Cependant il ne serait pas parfait, s’il n’était amoureux : mais ne songeons plus à Tristan, ni même aux tendres amoureux des lais de Marie de France. Cet amour-là était trop fort, trop sérieux, trop profond. Le doux Chrétien ne comprend pas ces orages intimes. Très au fait des maximes ingénieuses et de la procédure raffinée des troubadours, il réglemente, lui aussi, l’amour : il soumet la passion celtique à la courtoisie, et, n’y laissant point de désordre, il fixe les traits, les effets, les marques, les procédés de l’amour comme il faut. L’idéal de la galanterie chevaleresque, c’est Lancelot, et le roman de la Charrette en explique le code, mis en action et en exemples. L’amour dispense de toute raison, donne toute vertu, et peut tout l’impossible. Lancelot, amoureux de Genièvre, s’expose à l’infamie sur une charrette, défie trente-six ennemis, prend le chemin le plus périlleux et le plus court pour rejoindre sa dame, fait le lâche dans un tournoi parce qu’il plaît à sa dame. S’il a hésité une fois, c’est un crime, qui mérite la rigueur de la dame. Des cheveux de la bien-aimée, trouvés sur un peigne au bord d’une fontaine merveilleuse, le ravissent délicieusement : il les serre dévotement « entre sa chemise et sa chair ». Tant qu’il n’a pas rejoint Genièvre, il va pensif, égaré, assoté,

    Ne sait s’il est ou s’il n’est mie,
    Ne sait où va, ne sait d’où vient,

si sourd, si aveugle, qu’il faut qu’on l’assomme presque pour qu’il revienne à lui et comprenne qu’il y a bataille. L’amant ne vit pas hors de la présence de sa dame.
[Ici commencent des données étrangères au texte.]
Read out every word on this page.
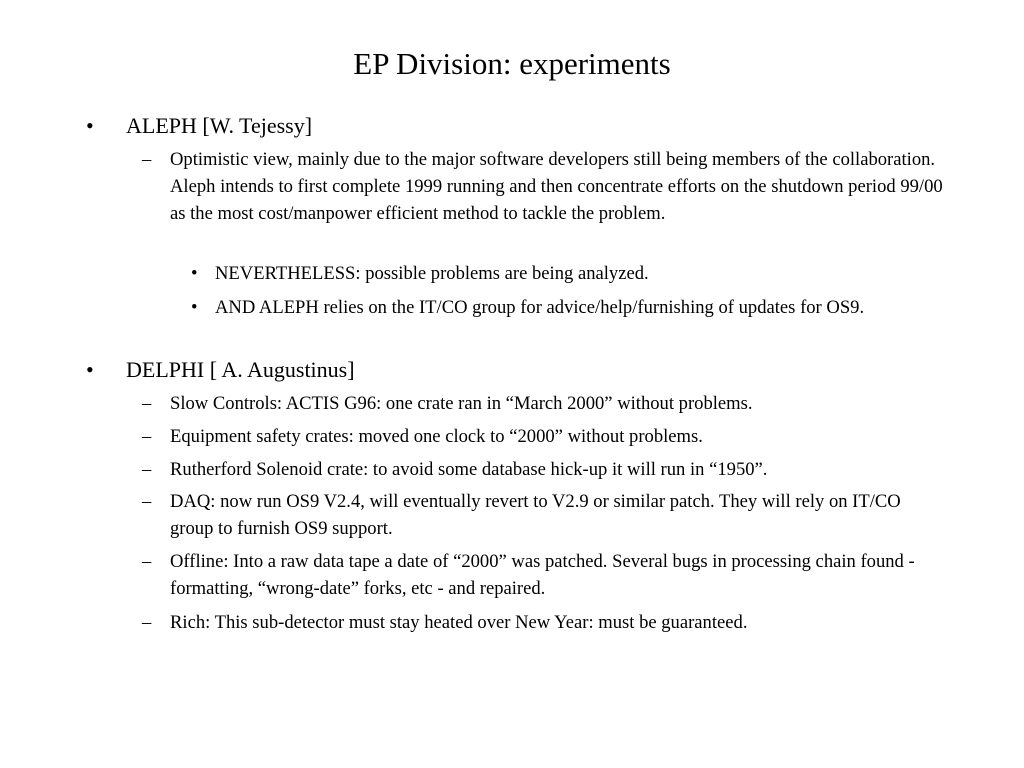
EP Division: experiments
• ALEPH [W. Tejessy]
– Optimistic view, mainly due to the major software developers still being members of the collaboration. Aleph intends to first complete 1999 running and then concentrate efforts on the shutdown period 99/00 as the most cost/manpower efficient method to tackle the problem.
• NEVERTHELESS: possible problems are being analyzed.
• AND ALEPH relies on the IT/CO group for advice/help/furnishing of updates for OS9.
• DELPHI [ A. Augustinus]
– Slow Controls: ACTIS G96: one crate ran in “March 2000” without problems.
– Equipment safety crates: moved one clock to “2000” without problems.
– Rutherford Solenoid crate: to avoid some database hick-up it will run in “1950”.
– DAQ: now run OS9 V2.4, will eventually revert to V2.9 or similar patch. They will rely on IT/CO group to furnish OS9 support.
– Offline: Into a raw data tape a date of “2000” was patched. Several bugs in processing chain found - formatting, “wrong-date” forks, etc - and repaired.
– Rich: This sub-detector must stay heated over New Year: must be guaranteed.
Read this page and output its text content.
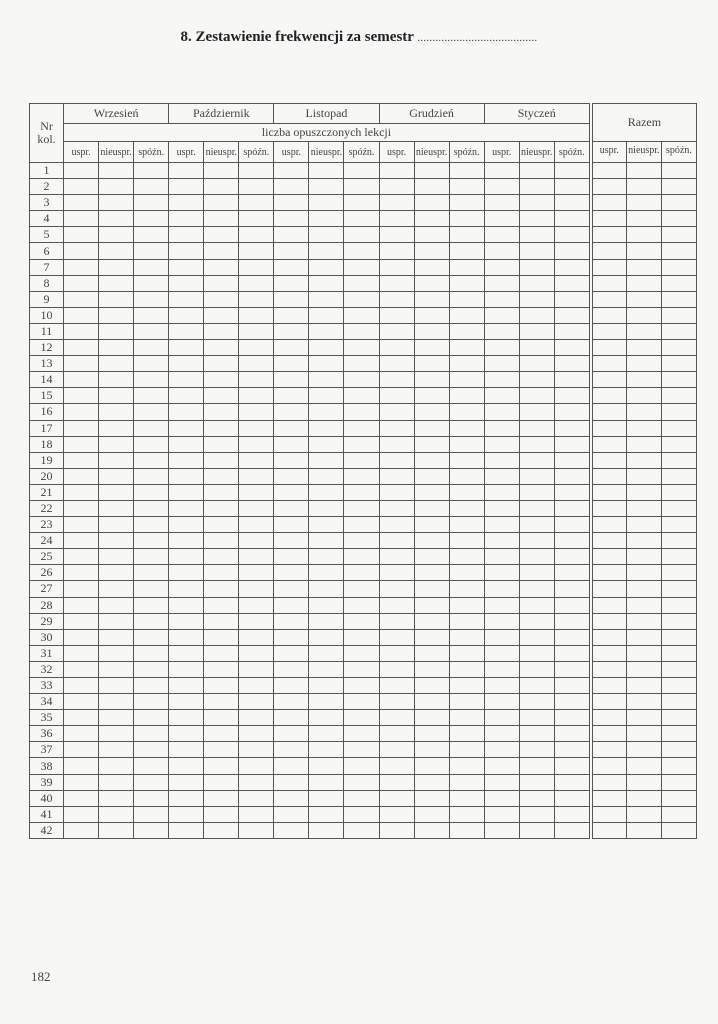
8. Zestawienie frekwencji za semestr ........................................
Nr kol.	Wrzesień			Październik			Listopad			Grudzień			Styczeń				Razem		
	liczba opuszczonych lekcji																		
	uspr.	nieuspr.	spóźn.	uspr.	nieuspr.	spóźn.	uspr.	nieuspr.	spóźn.	uspr.	nieuspr.	spóźn.	uspr.	nieuspr.	spóźn.		uspr.	nieuspr.	spóźn.
1																			
2																			
3																			
4																			
5																			
6																			
7																			
8																			
9																			
10																			
11																			
12																			
13																			
14																			
15																			
16																			
17																			
18																			
19																			
20																			
21																			
22																			
23																			
24																			
25																			
26																			
27																			
28																			
29																			
30																			
31																			
32																			
33																			
34																			
35																			
36																			
37																			
38																			
39																			
40																			
41																			
42																			
182
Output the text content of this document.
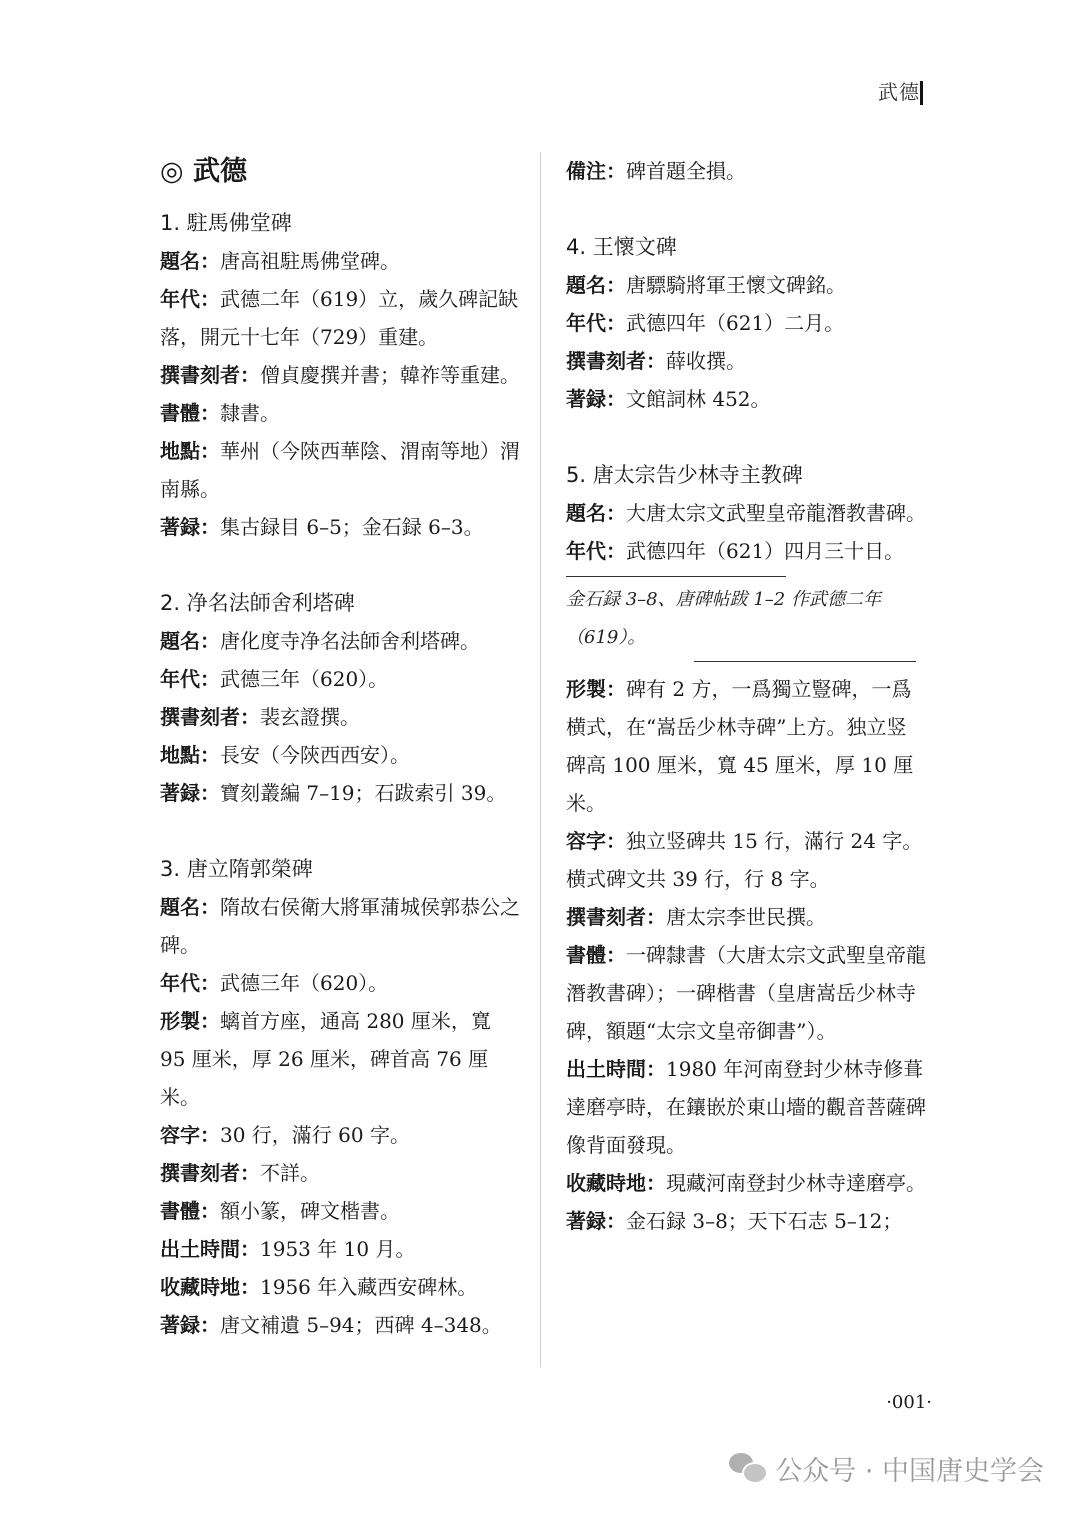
武德
◎ 武德
1. 駐馬佛堂碑
題名：唐高祖駐馬佛堂碑。
年代：武德二年（619）立，歲久碑記缺落，開元十七年（729）重建。
撰書刻者：僧貞慶撰并書；韓祚等重建。
書體：隸書。
地點：華州（今陝西華陰、渭南等地）渭南縣。
著録：集古録目 6–5；金石録 6–3。
2. 净名法師舍利塔碑
題名：唐化度寺净名法師舍利塔碑。
年代：武德三年（620）。
撰書刻者：裴玄證撰。
地點：長安（今陝西西安）。
著録：寶刻叢編 7–19；石跋索引 39。
3. 唐立隋郭榮碑
題名：隋故右侯衛大將軍蒲城侯郭恭公之碑。
年代：武德三年（620）。
形製：螭首方座，通高 280 厘米，寬 95 厘米，厚 26 厘米，碑首高 76 厘米。
容字：30 行，滿行 60 字。
撰書刻者：不詳。
書體：額小篆，碑文楷書。
出土時間：1953 年 10 月。
收藏時地：1956 年入藏西安碑林。
著録：唐文補遺 5–94；西碑 4–348。
備注：碑首題全損。
4. 王懷文碑
題名：唐驃騎將軍王懷文碑銘。
年代：武德四年（621）二月。
撰書刻者：薛收撰。
著録：文館詞林 452。
5. 唐太宗告少林寺主教碑
題名：大唐太宗文武聖皇帝龍潛教書碑。
年代：武德四年（621）四月三十日。
金石録 3–8、唐碑帖跋 1–2 作武德二年（619）。
形製：碑有 2 方，一爲獨立豎碑，一爲横式，在“嵩岳少林寺碑”上方。独立竖碑高 100 厘米，寬 45 厘米，厚 10 厘米。
容字：独立竖碑共 15 行，滿行 24 字。横式碑文共 39 行，行 8 字。
撰書刻者：唐太宗李世民撰。
書體：一碑隸書（大唐太宗文武聖皇帝龍潛教書碑）；一碑楷書（皇唐嵩岳少林寺碑，額題“太宗文皇帝御書”）。
出土時間：1980 年河南登封少林寺修葺達磨亭時，在鑲嵌於東山墻的觀音菩薩碑像背面發現。
收藏時地：現藏河南登封少林寺達磨亭。
著録：金石録 3–8；天下石志 5–12；
·001·
公众号 · 中国唐史学会
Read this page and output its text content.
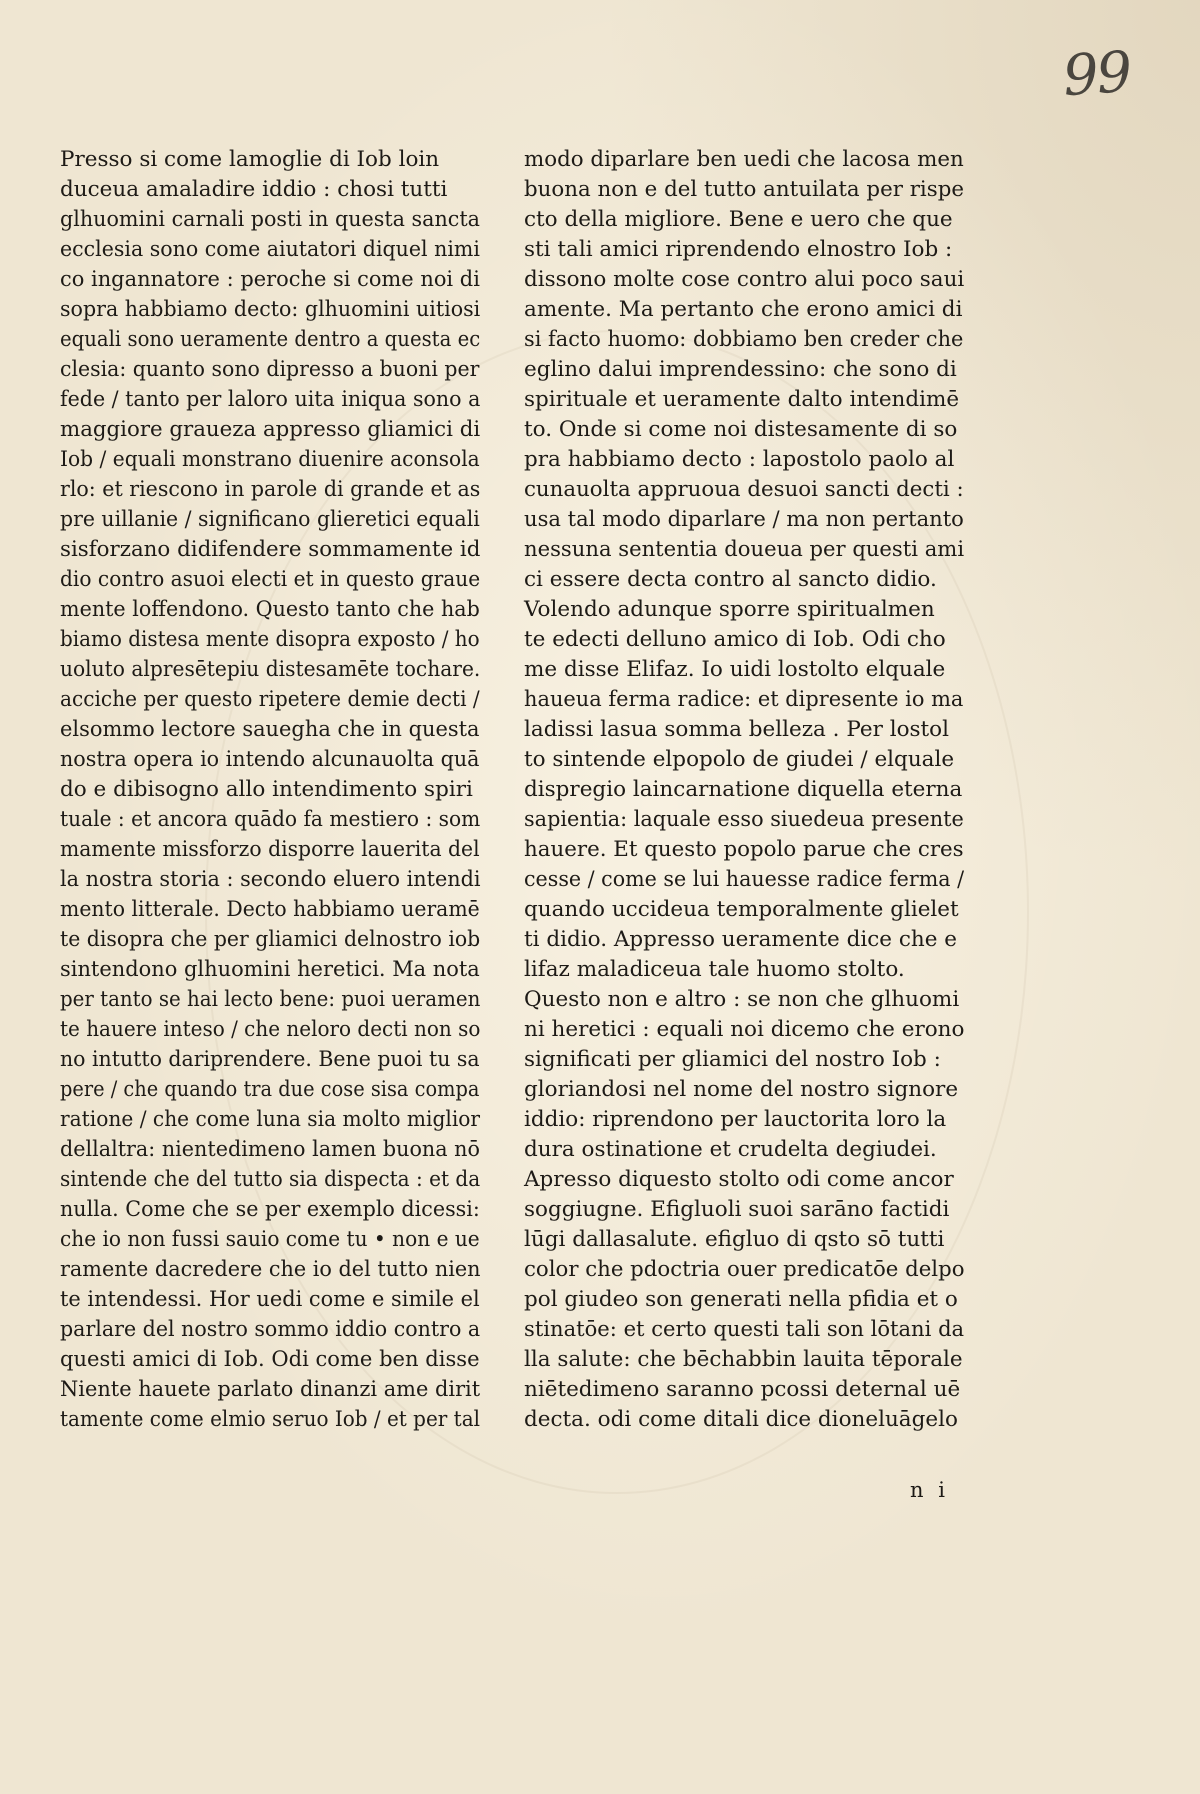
99
Presso si come lamoglie di Iob loin
duceua amaladire iddio : chosi tutti
glhuomini carnali posti in questa sancta
ecclesia sono come aiutatori diquel nimi
co ingannatore : peroche si come noi di
sopra habbiamo decto: glhuomini uitiosi
equali sono ueramente dentro a questa ec
clesia: quanto sono dipresso a buoni per
fede / tanto per laloro uita iniqua sono a
maggiore graueza appresso gliamici di
Iob / equali monstrano diuenire aconsola
rlo: et riescono in parole di grande et as
pre uillanie / significano glieretici equali
sisforzano didifendere sommamente id
dio contro asuoi electi et in questo graue
mente loffendono. Questo tanto che hab
biamo distesa mente disopra exposto / ho
uoluto alpresētepiu distesamēte tochare.
acciche per questo ripetere demie decti /
elsommo lectore sauegha che in questa
nostra opera io intendo alcunauolta quā
do e dibisogno allo intendimento spiri
tuale : et ancora quādo fa mestiero : som
mamente missforzo disporre lauerita del
la nostra storia : secondo eluero intendi
mento litterale. Decto habbiamo ueramē
te disopra che per gliamici delnostro iob
sintendono glhuomini heretici. Ma nota
per tanto se hai lecto bene: puoi ueramen
te hauere inteso / che neloro decti non so
no intutto dariprendere. Bene puoi tu sa
pere / che quando tra due cose sisa compa
ratione / che come luna sia molto miglior
dellaltra: nientedimeno lamen buona nō
sintende che del tutto sia dispecta : et da
nulla. Come che se per exemplo dicessi:
che io non fussi sauio come tu • non e ue
ramente dacredere che io del tutto nien
te intendessi. Hor uedi come e simile el
parlare del nostro sommo iddio contro a
questi amici di Iob. Odi come ben disse
Niente hauete parlato dinanzi ame dirit
tamente come elmio seruo Iob / et per tal
modo diparlare ben uedi che lacosa men
buona non e del tutto antuilata per rispe
cto della migliore. Bene e uero che que
sti tali amici riprendendo elnostro Iob :
dissono molte cose contro alui poco saui
amente. Ma pertanto che erono amici di
si facto huomo: dobbiamo ben creder che
eglino dalui imprendessino: che sono di
spirituale et ueramente dalto intendimē
to. Onde si come noi distesamente di so
pra habbiamo decto : lapostolo paolo al
cunauolta appruoua desuoi sancti decti :
usa tal modo diparlare / ma non pertanto
nessuna sententia doueua per questi ami
ci essere decta contro al sancto didio.
Volendo adunque sporre spiritualmen
te edecti delluno amico di Iob. Odi cho
me disse Elifaz. Io uidi lostolto elquale
haueua ferma radice: et dipresente io ma
ladissi lasua somma belleza . Per lostol
to sintende elpopolo de giudei / elquale
dispregio laincarnatione diquella eterna
sapientia: laquale esso siuedeua presente
hauere. Et questo popolo parue che cres
cesse / come se lui hauesse radice ferma /
quando uccideua temporalmente glielet
ti didio. Appresso ueramente dice che e
lifaz maladiceua tale huomo stolto.
Questo non e altro : se non che glhuomi
ni heretici : equali noi dicemo che erono
significati per gliamici del nostro Iob :
gloriandosi nel nome del nostro signore
iddio: riprendono per lauctorita loro la
dura ostinatione et crudelta degiudei.
Apresso diquesto stolto odi come ancor
soggiugne. Efigluoli suoi sarāno factidi
lūgi dallasalute. efigluo di qsto sō tutti
color che pdoctria ouer predicatōe delpo
pol giudeo son generati nella pfidia et o
stinatōe: et certo questi tali son lōtani da
lla salute: che bēchabbin lauita tēporale
niētedimeno saranno pcossi deternal uē
decta. odi come ditali dice dioneluāgelo
n i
De là à être fou, si elle est lâchée, il n’y a qu’un pas : et de fait, un amant courtois doit perdre le sens, quand la dame courroucée ne le veut plus souffrir. Ainsi fait Yvain, qui s’en va vivre au fond d’une forêt, nu, comme « un homme sauvage », n’ayant gardé qu’un instinct tout animal qui lui fait chercher sa nourriture.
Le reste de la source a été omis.